DR IAN OVERTON
Senior Research Fellow
|Research Programme:||Integrative Network Biology|
Ian Overton read Biochemistry at Oxford University. Sitting undergraduate Masters final exams when the first draft human genome was published, Ian was excited by the potential for a step change in medicine and the impetus for computational approaches. He worked as Bioinformatics Officer in industry as part of a gap year that concluded with six-months solo travelling in south east Asia and Australasia. Returning to the UK for doctoral studies in 2001 with Simon Hubbard (University of Manchester, then UMIST) he analysed multiple 'omics datasets, projects included SNP discovery and algorithm development for proteome database generation. Spending time in Tony Whetton's and Stuart Wilson's groups, he validated computational results at the bench. Additionally, he independently developed a collaboration to successfully predict alleles conferring HIV long-term nonprogression, combining protein sequence and structure.
In 2004, Ian began a 5 year postdoctoral position in Geoff Barton's group at the University of Dundee and Scottish Structural Proteomics Facility (SSPF).
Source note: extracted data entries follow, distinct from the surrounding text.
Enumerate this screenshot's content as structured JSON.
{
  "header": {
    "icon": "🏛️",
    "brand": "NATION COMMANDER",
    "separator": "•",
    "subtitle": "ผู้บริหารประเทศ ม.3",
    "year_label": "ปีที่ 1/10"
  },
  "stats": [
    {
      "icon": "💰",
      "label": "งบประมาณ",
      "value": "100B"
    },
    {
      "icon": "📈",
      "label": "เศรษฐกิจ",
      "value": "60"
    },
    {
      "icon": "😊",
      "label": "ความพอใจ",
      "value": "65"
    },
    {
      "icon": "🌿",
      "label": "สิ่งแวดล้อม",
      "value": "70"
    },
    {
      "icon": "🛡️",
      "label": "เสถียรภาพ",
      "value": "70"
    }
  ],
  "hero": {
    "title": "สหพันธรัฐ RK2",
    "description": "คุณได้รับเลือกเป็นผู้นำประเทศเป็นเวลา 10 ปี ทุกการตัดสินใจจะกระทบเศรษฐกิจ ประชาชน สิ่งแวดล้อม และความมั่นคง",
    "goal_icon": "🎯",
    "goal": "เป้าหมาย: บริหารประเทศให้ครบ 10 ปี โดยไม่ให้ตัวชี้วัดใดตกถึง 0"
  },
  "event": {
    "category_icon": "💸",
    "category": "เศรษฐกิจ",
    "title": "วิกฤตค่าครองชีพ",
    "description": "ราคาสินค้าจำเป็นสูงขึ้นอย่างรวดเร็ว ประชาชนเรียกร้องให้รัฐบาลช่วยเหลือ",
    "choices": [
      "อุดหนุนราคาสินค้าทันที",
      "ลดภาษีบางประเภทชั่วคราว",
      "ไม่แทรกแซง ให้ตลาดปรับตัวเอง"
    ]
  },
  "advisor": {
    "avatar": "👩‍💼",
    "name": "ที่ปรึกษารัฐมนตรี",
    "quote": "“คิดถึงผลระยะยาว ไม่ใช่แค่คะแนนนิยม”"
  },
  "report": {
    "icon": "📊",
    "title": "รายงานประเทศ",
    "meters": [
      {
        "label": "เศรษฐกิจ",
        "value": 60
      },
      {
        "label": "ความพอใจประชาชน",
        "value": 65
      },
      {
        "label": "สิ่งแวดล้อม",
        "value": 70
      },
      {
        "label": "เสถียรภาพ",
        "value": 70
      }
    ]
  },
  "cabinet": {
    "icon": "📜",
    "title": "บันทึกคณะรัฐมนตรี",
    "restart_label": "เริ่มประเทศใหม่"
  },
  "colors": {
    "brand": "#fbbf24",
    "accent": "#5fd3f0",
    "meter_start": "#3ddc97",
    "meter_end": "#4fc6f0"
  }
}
He developed algorithms for protein crystallisation propensity prediction, and computational pipelines for structural biology target selection; also applied homology modelling to study molecular mechanisms of genetic disease and developed interests in systems-wide network inference and analysis.
Ian moved to an independent position at the MRC Human Genetics Unit in 2009 with a Royal Society of Edinburgh Scottish Government Fellowship. He is employing network biology and machine learning approaches to study phenotypic plasticity in development, metastasis and drug response - towards new clinical tools. He spent sabbaticals at Harvard Medical School dept. of Systems Biology (2012, 2013) and Vanderbilt Medical School, Vanderbilt-Ingram Cancer Centre (2013).
Ian was elected as a founding member of the Royal Society of Edinburgh Young Academy of Scotland (2011), where he chairs a working group on Open Data. He interacts widely to communicate research findings, for example in 2010 he was selected for the Scottish Crucible and has been an active STEM ambassador since 2008.
- 2000, Master of Biochemistry, University of Oxford
- 2005, Doctor of Philosophy, PhD, University of Manchester
Research in a Nutshell
We work to understand how cancer cells can spread around the body (metastasis) and how they become resistant to treatment with drugs; these factors cause the overwhelming majority of cancer deaths. We also develop software to inform clinical decision-making, for example to predict which patients will respond to a particular treatment. Together, these approaches help to develop better and more effective cancer medicine.
We know that cells are organised and controlled by complex interactions between many individual parts (molecules), and so inherently form intricate networks. The properties of these networks underlie virtually every aspect of cell function.
We map and analyse the messages passed, or information flow, amongst molecules by integrating billions of data points that describe key components such as DNA and proteins. Statistical inference, including machine learning, lets the data do the talking in order to reveal the molecular logic that controls health and disease. Indeed, computers are vital to modern biology, which interprets large datasets to gain insight into complex systems.
There is still a lot to discover about what makes the difference between patients that survive or succumb to cancer. However, we have encouraging results in subtypes of renal and breast cancers that may lead to diagnostic tools necessary for personalized medicine and provide direction in the search for more effective treatments.